米政府や大メディアによって<反ユダヤ主義=パレスチナに対するジェノサイドに抗議する者>というすり替えが現在行われているが、1920~30年代における<反ユダヤ主義>は人種差別に限定していい。ヒトラーのバイブルは「偉大な人類の消滅」で、著者のマディソン・グラントは本国アメリカでも移民対策の変更に絶大な影響力を誇り、白人至上主義者が外国人排斥を唱える際の根拠になっている。
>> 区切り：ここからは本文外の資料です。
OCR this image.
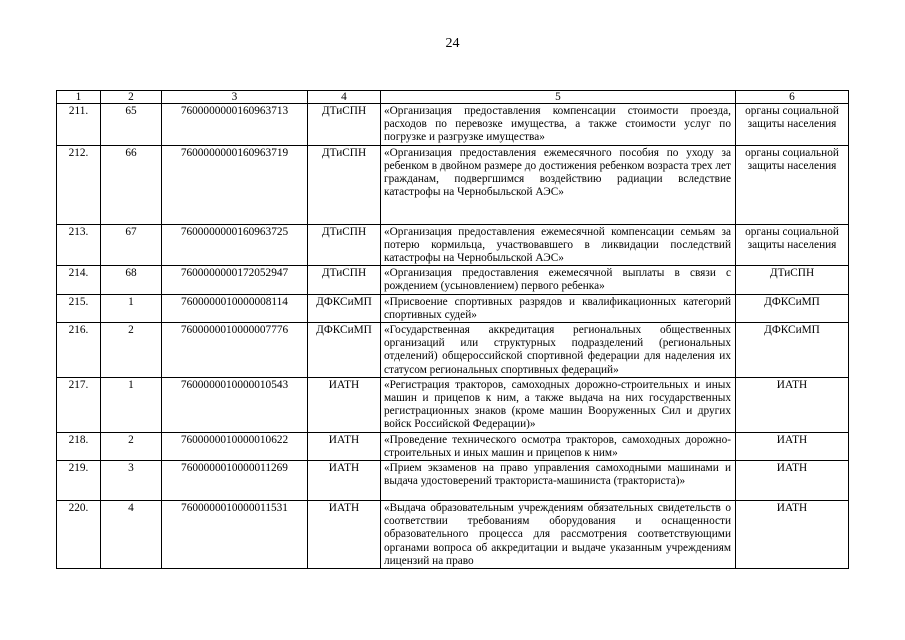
24
1	2	3	4	5	6
211.	65	7600000000160963713	ДТиСПН	«Организация предоставления компенсации стоимости проезда, расходов по перевозке имущества, а также стоимости услуг по погрузке и разгрузке имущества»	органы социальной защиты населения
212.	66	7600000000160963719	ДТиСПН	«Организация предоставления ежемесячного пособия по уходу за ребенком в двойном размере до достижения ребенком возраста трех лет гражданам, подвергшимся воздействию радиации вследствие катастрофы на Чернобыльской АЭС»	органы социальной защиты населения
213.	67	7600000000160963725	ДТиСПН	«Организация предоставления ежемесячной компенсации семьям за потерю кормильца, участвовавшего в ликвидации последствий катастрофы на Чернобыльской АЭС»	органы социальной защиты населения
214.	68	7600000000172052947	ДТиСПН	«Организация предоставления ежемесячной выплаты в связи с рождением (усыновлением) первого ребенка»	ДТиСПН
215.	1	7600000010000008114	ДФКСиМП	«Присвоение спортивных разрядов и квалификационных категорий спортивных судей»	ДФКСиМП
216.	2	7600000010000007776	ДФКСиМП	«Государственная аккредитация региональных общественных организаций или структурных подразделений (региональных отделений) общероссийской спортивной федерации для наделения их статусом региональных спортивных федераций»	ДФКСиМП
217.	1	7600000010000010543	ИАТН	«Регистрация тракторов, самоходных дорожно-строительных и иных машин и прицепов к ним, а также выдача на них государственных регистрационных знаков (кроме машин Вооруженных Сил и других войск Российской Федерации)»	ИАТН
218.	2	7600000010000010622	ИАТН	«Проведение технического осмотра тракторов, самоходных дорожно-строительных и иных машин и прицепов к ним»	ИАТН
219.	3	7600000010000011269	ИАТН	«Прием экзаменов на право управления самоходными машинами и выдача удостоверений тракториста-машиниста (тракториста)»	ИАТН
220.	4	7600000010000011531	ИАТН	«Выдача образовательным учреждениям обязательных свидетельств о соответствии требованиям оборудования и оснащенности образовательного процесса для рассмотрения соответствующими органами вопроса об аккредитации и выдаче указанным учреждениям лицензий на право	ИАТН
ヒトラーの蔵書の中で目立っていたのは魔術、オカルト、スピリチュアル系でノストラダムスの予言集も早くから読んでいた。ヒトラーにとって〝理想の父親〟だったディートリヒ・エッカートは「ペール・ギュント」の脚色で名を上げた反ユダヤ主義者で、ヒトラーを有力者に引き合わせた。世界に冠たる探検家スウェン・ヘディンもナチス支持者で、「大陸間の戦争におけるアメリカ」で、ルーズベルトの策略がヒトラーを第2次世界大戦に追い込んだと記している。
優生学に基づき障害者を抹殺し、ユダヤ人やロマを虐殺した。ナチスが創出した地獄は1945年に終わったわけではない。世界では移民や難民への暴力が収まらず、被害者だったユダヤ人によるガザでジェノサイドが続いている。
ゼロカーボンシティ杉並主催のイベントで映画「2040~地球再生のビジョン」(2019年、デイモン・ガモー監督)を見た。ガモー監督作は自身の肉体を実験台にしながら格差と貧困、情報操作と洗脳、資本主義の冷酷さに切り込んだ「あまくない砂糖の話」(15年)の感想を当ブログに記した。ガモーは娘ベルベットが生きるべき理想の世界を見据えて11カ国を巡る。CGを挿入しながら2017年(撮影時)と2040年がカットバックさせ、未来図を浮き上がらせる。
バングラデシュでは太陽光発電で電力をシェアするコミュニティーを取材する。エネルギーの地産地消は経済的のみならず、文化的紐帯を維持する効果がある。農業や漁業のやり方を工夫するだけで二酸化炭素の排出を抑えた例が紹介されていた。本作の根底にあるのはケイト・ラワーズが提唱する<ドーナツ経済学>で、利益が循環し公平な社会を志向するモデルだ。前提にあるのは生物多様性の維持と環境保護である。大上段に構えず、一人一人の創意工夫の蓄積が世界を変えるという希望を実現するため、必要になる若い世代との対話をガモーは実践していた。
酷暑はいつまで続くのだろうか。終わっても蓄積した疲労は抜けそうもない。